Can Dean do the same? He starts with some rather large negatives in the eyes of the party's traditional power base, including of course those feckless establishment Democrats who tried to keep him from the chairmanship in the first place. To his credit, reports are that he's trying to reach out to them. In the end, I doubt that big-money donors like Leo Hindery, the short-lived rival for the chairmanship Lizza describes in his piece, will really walk away from the party.

And even if they do, I actually expect Dean's election to be greeted with a smaller but still significant echo of the individual donor boom that fueled his run for the nomination last year. Daily Kos has already put out the call to send the DNC some cash to show that "we've got Dean's back", and even John Kerry has announced that he'll be giving $1,000,000 to the party (really, it's our money--part of the $15 million Kerry failed to expend in the last weeks of the 2004 campaign--but we can't get it back, and frankly I'd rather him spend it this way than stick in the bank for his 2008 run) on the occasion of Dean's ascension--though his e-mail message fails to mention his former rival by name.
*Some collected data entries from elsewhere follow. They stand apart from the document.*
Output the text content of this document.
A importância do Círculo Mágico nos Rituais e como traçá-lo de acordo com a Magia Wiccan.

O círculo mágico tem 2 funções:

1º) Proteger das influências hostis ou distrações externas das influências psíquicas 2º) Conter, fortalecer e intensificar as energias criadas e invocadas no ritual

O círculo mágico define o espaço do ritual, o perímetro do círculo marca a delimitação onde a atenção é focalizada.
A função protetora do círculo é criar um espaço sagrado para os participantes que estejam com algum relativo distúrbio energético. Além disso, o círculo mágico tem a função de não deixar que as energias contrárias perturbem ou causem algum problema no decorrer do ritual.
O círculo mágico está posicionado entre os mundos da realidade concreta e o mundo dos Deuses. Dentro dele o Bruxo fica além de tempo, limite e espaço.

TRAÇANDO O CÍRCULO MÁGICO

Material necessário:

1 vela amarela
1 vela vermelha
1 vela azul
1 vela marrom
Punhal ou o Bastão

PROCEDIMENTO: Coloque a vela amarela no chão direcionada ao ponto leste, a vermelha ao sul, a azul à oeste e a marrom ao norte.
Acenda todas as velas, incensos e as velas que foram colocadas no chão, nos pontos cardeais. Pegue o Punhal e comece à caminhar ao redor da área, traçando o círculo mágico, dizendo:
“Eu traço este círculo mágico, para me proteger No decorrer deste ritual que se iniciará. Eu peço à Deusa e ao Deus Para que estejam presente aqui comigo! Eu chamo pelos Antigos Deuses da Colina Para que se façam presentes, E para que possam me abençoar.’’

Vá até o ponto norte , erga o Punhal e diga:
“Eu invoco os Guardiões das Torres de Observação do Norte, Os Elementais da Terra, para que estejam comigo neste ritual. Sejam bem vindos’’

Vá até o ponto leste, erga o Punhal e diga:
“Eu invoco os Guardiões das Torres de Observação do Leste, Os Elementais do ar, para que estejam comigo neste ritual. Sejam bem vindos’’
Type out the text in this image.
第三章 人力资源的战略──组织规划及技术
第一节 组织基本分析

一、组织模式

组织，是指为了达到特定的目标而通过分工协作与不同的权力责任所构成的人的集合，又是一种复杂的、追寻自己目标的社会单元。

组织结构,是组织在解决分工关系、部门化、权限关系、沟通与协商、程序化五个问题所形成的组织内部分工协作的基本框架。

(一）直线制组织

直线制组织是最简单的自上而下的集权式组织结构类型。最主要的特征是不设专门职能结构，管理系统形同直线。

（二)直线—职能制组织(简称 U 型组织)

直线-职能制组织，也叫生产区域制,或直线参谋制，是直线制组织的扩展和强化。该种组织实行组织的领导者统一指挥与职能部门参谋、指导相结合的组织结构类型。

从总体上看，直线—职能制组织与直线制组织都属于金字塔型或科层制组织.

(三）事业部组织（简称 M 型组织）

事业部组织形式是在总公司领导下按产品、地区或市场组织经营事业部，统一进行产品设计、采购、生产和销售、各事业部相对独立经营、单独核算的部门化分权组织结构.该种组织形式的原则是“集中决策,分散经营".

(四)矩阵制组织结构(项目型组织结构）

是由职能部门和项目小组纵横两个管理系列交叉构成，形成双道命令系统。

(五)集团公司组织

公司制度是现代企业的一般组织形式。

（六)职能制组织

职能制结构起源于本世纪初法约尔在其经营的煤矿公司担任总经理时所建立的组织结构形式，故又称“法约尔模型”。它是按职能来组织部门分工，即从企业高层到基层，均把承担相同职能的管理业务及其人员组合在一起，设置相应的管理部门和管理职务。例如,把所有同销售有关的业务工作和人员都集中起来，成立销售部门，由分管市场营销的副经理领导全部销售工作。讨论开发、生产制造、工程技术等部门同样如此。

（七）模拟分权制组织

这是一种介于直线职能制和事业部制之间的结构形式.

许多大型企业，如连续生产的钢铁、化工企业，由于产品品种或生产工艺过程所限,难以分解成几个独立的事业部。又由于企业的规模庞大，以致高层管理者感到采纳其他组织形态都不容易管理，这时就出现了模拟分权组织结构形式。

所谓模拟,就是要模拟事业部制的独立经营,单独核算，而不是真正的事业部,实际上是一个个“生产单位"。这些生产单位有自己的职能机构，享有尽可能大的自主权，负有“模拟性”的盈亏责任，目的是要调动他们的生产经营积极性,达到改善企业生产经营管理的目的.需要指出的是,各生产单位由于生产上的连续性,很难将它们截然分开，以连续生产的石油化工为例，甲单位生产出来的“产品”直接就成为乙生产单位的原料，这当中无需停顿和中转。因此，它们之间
I hope it works, and (full disclosure) I'll probably kick in a couple bucks myself. Getting official Democratic Party e-mail from Dean probably won't elicit the same nauseated response I've generally had to missives from Terry McAuliffe, and I suspect I'm not close to the only one who feels this way. In the end, that's probably the biggest positive about Dean's win: it sends a message to grass-roots, reform-oriented Democrats that their input is welcome and their contributions, monetary and otherwise, are valued. It probably blunts the disgust that many of us have felt with the party since last November. Perhaps it's ironic that James Carville has been one of the most outspoken Democrats in his dismay at Dean's victory and the open, "election-like" process that led to it--because Carville's own Democracy Corps recently found that "warm feelings" toward the party among Democrats themselves were down from 86 percent late last year to 74 percent now. At least among the party's new core of citizen-activists, that's likely to rise with Dean's triumph.

The question is whether his prominence will hurt the Democrats' image with everybody else. The Republican reaction, predictably, has been to dredge up and present in the worst possible light every dumb thing Dean said during the campaign, and then rely on the actively (Fox) or passively (every other corporate controlled outlet) supportive media to use these to further the meta-argument that the Democrats are "out of touch" and "just don't get it." Sadly, some who are ostensibly on our side seem to agree: check out this post from the Moose. (Interestingly, the other DLC-sponsored blog, New Donkey, has a much more sympathetic take on Dean's win and the road ahead; it's like they haven't quite made up their minds as an organization).

This baggage is real and progressives shouldn't shrug it. In the end, though, Dean should be able to get out of his own way; in addition to his popular support, surely unprecedented among major-party chairs, he secured the job by promising to strengthen state and local Democratic organizations and to fight the Republicans everywhere. And a final thought: perhaps the most common complaint about the Democrats is that nobody knows quite what they stand for. Say what you will about Howard Dean, but you generally know what he thinks. Democrats have long argued, and opinion polls tend to agree, that the public is with them on "the issues"; their failures have been in the realm of clarity and communication. If Dean can effectively address these, his chairmanship is likely to be successful.